= De Selby =

Fictional character originally created by Flann O'Brien

De Selby with a canister of "night", as illustrated by John Farson.

De Selby (spelled "de Selby" in The Third Policeman and "De Selby" in The Dalkey Archive) is a fictional character originally created by Flann O'Brien for his novel The Third Policeman, in which the nameless narrator intends to use the proceeds of murder and robbery to publish his commentaries on de Selby – a savant who theorizes, among other things, that the earth is actually shaped like a sausage.

==Fictional character profile==
Described as an eminent "physicist, ballistician, philosopher and psychologist", de Selby is known for his paradoxically non-scientific beliefs and personality. De Selby serves as an unseen character in The Third Policeman, where he is discussed at length in references and footnotes which tenuously link his unorthodox theories and areas of research to the plot. (In one footnote, he attempts to dilute water; in another, he posits that night is caused by the accumulation of "black air".) O'Brien's novel The Dalkey Archive focused on de Selby himself.

In The Dalkey Archive, de Selby develops a substance ("D.M.P.") capable of extracting all oxygen from an airtight enclosure, thus disrupting the sequentiality of time, incidentally making it possible to produce fine mature whiskey in a week. De Selby vows to use the substance to destroy the world in the name of God.

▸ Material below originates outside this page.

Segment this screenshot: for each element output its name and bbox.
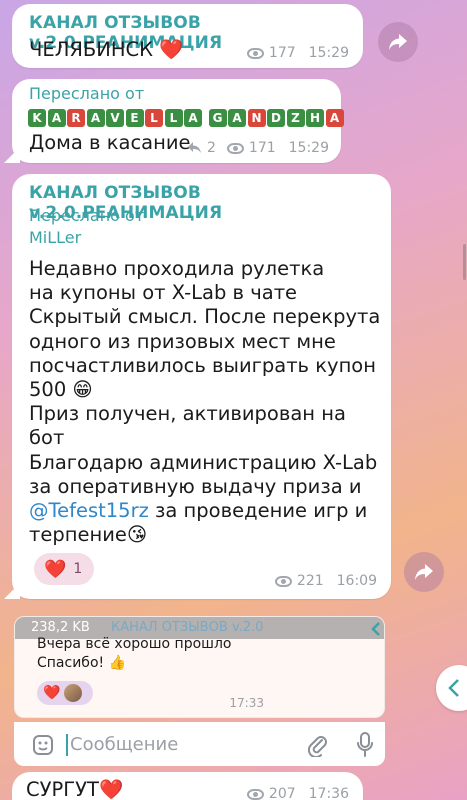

O'Brien's text and footnotes mention a number of de Selby's works including Golden Hours, The Country Album, A Memoir of Garcia, Layman's Atlas and the Codex. The fictional Bassett and Hatchjaw wrote biographies Lux Mundi: A memoir of de Selby and de Selby's Life and Times, both lost. Le Fournier, du Garbandier, Kraus and Le Clerque are supposed sources of de Selby material, but their works (suiting the fiction) were lost.

As discussed in Irish Philosophy, de Selby believed human existence was "a succession of static experiences each infinitely brief" and "a journey is a hallucination" which he demonstrated by travelling from Bath to Folkestone by means of picture postcards of the supposed route, barometric instruments, clocks and a device to regulate gaslight to simulate sunlight at various "times" of day. Another theory of de Selby's was that mirrors held the secret to eternity, claiming a huge array of parallel mirrors allowed him to see his own face as a boy of twelve.
==Analysis==
De Selby has a host of critical analyzers – the narrator among them – many of whom have deeply conflicting opinions of his esoteric thoughts. Although generally held in high regard by these people (many of whom hate each other), he is thought by many to have had regrettable lapses and is even called, by implication, a "nincompoop". In The Third Policeman one of de Selby's biographers is quoted as saying "The beauty of reading a page of de Selby is that it leads one inescapably to the happy conviction that one is not, of all nincompoops, the greatest."

==In other works==
"de Selby" and his commentators are frequently cited in the footnotes of Robert Anton Wilson's novel The Widow's Son. Wilson later included Professor de Selby as the main character in his short story "The Horror on Howth Hill" where de Selby has a conversation with J. R. "Bob" Dobbs.

Irish musician Hozier referenced De Selby in the tracks De Selby (Part 1) and De Selby (Part 2) on his 2023 album Unreal Unearth.